Autant de questions que nous pouvons porter tout au long de notre vie.

À des niveaux supérieurs de la réalité, insaisissables pour l'œil et l'esprit du profane, pour ceux qui vivent dans la mécanicité, il existe une catégorie d'entités spirituelles qui ont le pouvoir de transmettre à l'homme en devenir un véritable savoir, un savoir absolu.

Ces êtres nous pouvons les appeler « Êtres de lumière » avec les moyens dont ils disposent et les missions qu'ils ont à accomplir auprès de nous.

Bien plus que de simples guides, ils sont les initiateurs d'une réalité plus riche que celle dans laquelle nous nous débattons.

Il est clair que le but d'une trajectoire humaine pour ces êtres est une réelle et profonde transformation intérieure. C'est au contact de la lumière que la transformation s'opère. Pour celui qui a suivi ce chemin de Lumière ou même commencé sur ce chemin il est évident qu'il y a une vie après la mort.

S'il nous est donné de rencontrer un « Être de Lumière » celui-ci vit en nous et nous permet de perpétuer cette Lumière.

Nous avons beau savoir que la vie est véritablement précieuse, nous n'arrivons pas toujours à l'apprécier à sa juste valeur, chaque jour est un cadeau de la vie.

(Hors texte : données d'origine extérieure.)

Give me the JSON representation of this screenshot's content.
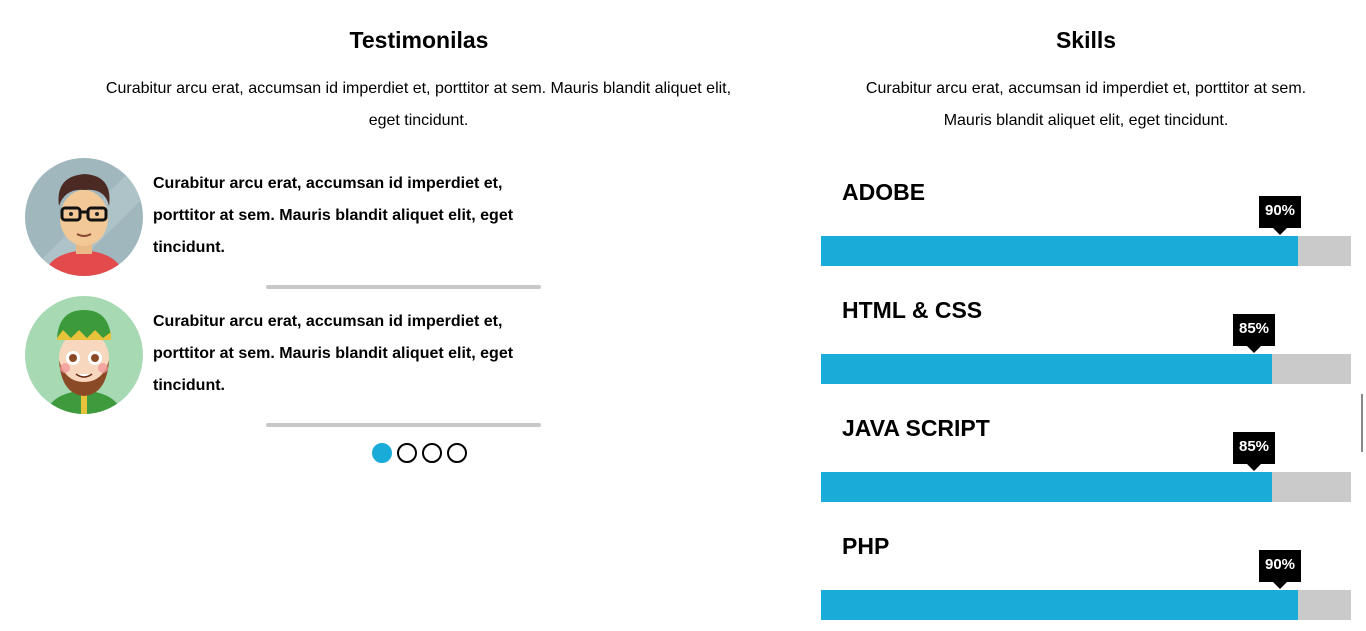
{
  "testimonials": {
    "title": "Testimonilas",
    "description": "Curabitur arcu erat, accumsan id imperdiet et, porttitor at sem. Mauris blandit aliquet elit, eget tincidunt.",
    "items": [
      {
        "quote": "Curabitur arcu erat, accumsan id imperdiet et, porttitor at sem. Mauris blandit aliquet elit, eget tincidunt.",
        "avatar_icon": "man-with-glasses-avatar-icon"
      },
      {
        "quote": "Curabitur arcu erat, accumsan id imperdiet et, porttitor at sem. Mauris blandit aliquet elit, eget tincidunt.",
        "avatar_icon": "bearded-man-green-hat-avatar-icon"
      }
    ],
    "pagination": {
      "count": 4,
      "active_index": 0
    }
  },
  "skills": {
    "title": "Skills",
    "description": "Curabitur arcu erat, accumsan id imperdiet et, porttitor at sem. Mauris blandit aliquet elit, eget tincidunt.",
    "items": [
      {
        "name": "ADOBE",
        "percent_label": "90%",
        "level": 0.9
      },
      {
        "name": "HTML & CSS",
        "percent_label": "85%",
        "level": 0.85
      },
      {
        "name": "JAVA SCRIPT",
        "percent_label": "85%",
        "level": 0.85
      },
      {
        "name": "PHP",
        "percent_label": "90%",
        "level": 0.9
      }
    ]
  },
  "colors": {
    "accent": "#1aacd9",
    "track": "#cacaca",
    "divider": "#c8c8c8",
    "badge": "#000000"
  }
}
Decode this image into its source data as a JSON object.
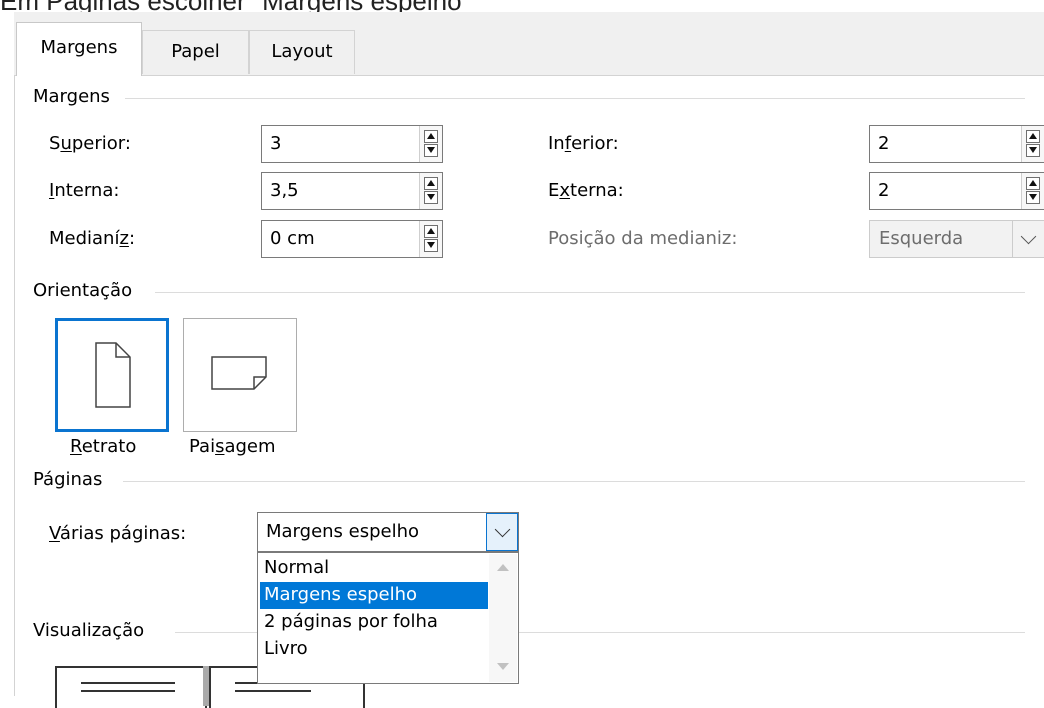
{
  "caption": "Em Páginas escolher \"Margens espelho\"",
  "tabs": [
    "Margens",
    "Papel",
    "Layout"
  ],
  "margins": {
    "group_title": "Margens",
    "superior": {
      "label_pre": "S",
      "label_u": "u",
      "label_post": "perior:",
      "value": "3"
    },
    "inferior": {
      "label_pre": "In",
      "label_u": "f",
      "label_post": "erior:",
      "value": "2"
    },
    "interna": {
      "label_pre": "",
      "label_u": "I",
      "label_post": "nterna:",
      "value": "3,5"
    },
    "externa": {
      "label_pre": "E",
      "label_u": "x",
      "label_post": "terna:",
      "value": "2"
    },
    "medianiz": {
      "label_pre": "Medianí",
      "label_u": "z",
      "label_post": ":",
      "value": "0 cm"
    },
    "posicao": {
      "label": "Posição da medianiz:",
      "value": "Esquerda"
    }
  },
  "orientation": {
    "group_title": "Orientação",
    "retrato": {
      "u": "R",
      "rest": "etrato"
    },
    "paisagem": {
      "pre": "Pai",
      "u": "s",
      "rest": "agem"
    }
  },
  "pages": {
    "group_title": "Páginas",
    "label_u": "V",
    "label_rest": "árias páginas:",
    "selected": "Margens espelho",
    "options": [
      "Normal",
      "Margens espelho",
      "2 páginas por folha",
      "Livro"
    ],
    "selected_index": 1
  },
  "preview": {
    "group_title": "Visualização"
  }
}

L'être qui fait le choix d'éveiller sa conscience est en perpétuelle mutation, il meurt et renaît sans cesse. Il meurt à sa vie passée et renaît à l'instant présent.

Souvent même, la peur d'être confronté au néant total au moment de la mort nous empêche de profiter de l'instant présent.

Vivre sans conscience c'est vivre comme si l'on était mort. On ne peut toucher la vie que dans l'instant présent.

Beaucoup pense que notre existence n'est qu'une durée de vie qui commence à la naissance et s'achève à notre mort. Et nous sommes habités par cette peur d'être réduits à néant.

Si nous avons peur de la mort c'est peut être aussi parce que nous n'avons pas compris que les choses ne meurent pas vraiment et que nous ignorons que nous avons une tâche à accomplir durant notre passage sur terre.

Ce n'est qu'en touchant notre vraie nature que nous pourrons transcender la peur du non être, la peur d'être réduit à néant.

Tout est continuité.

Ce corps qui est le nôtre n'est pas uniquement à nous, il est aussi la continuation de nos parents, grands parents et arrière-grands-parents, de tous nos ancêtres. Nous ne sommes pas limités par ce corps.

Si l'on prend le temps de s'arrêter et de regarder profondément, nous pouvons voir que ceux que l'on aime et qui ne sont plus sur terre se manifestent sous de multiples formes.

Si une personne ne se manifeste pas sous la forme dans laquelle nous avons l'habitude de la voir ou de la percevoir, cela ne veut pas dire qu'elle est non existante, cela ne veut pas dire qu'elle n'est plus là. Nous pouvons toucher sa présence dans d'autres formes de manifestations.

La mort s'est simplement le passage d'un état à un autre.

Après la mort terrestre, l'entité qui vient de quitter son enveloppe charnelle change de dimension, entre dans une sphère où sa dynamique de vie se perpétue.
Rien ne s'arrête, tout continue dans un champ vibratoire et une dimension autres et de l'évolution de notre conscience va dépendre la suite de notre chemin.

En ce qui me concerne, il va de soi qu'après la mort nous continuerons à travailler pour notre propre évolution et donc pour celle de l'humanité toute entière et par là même nous contribuerons à l'Oeuvre de notre Créateur.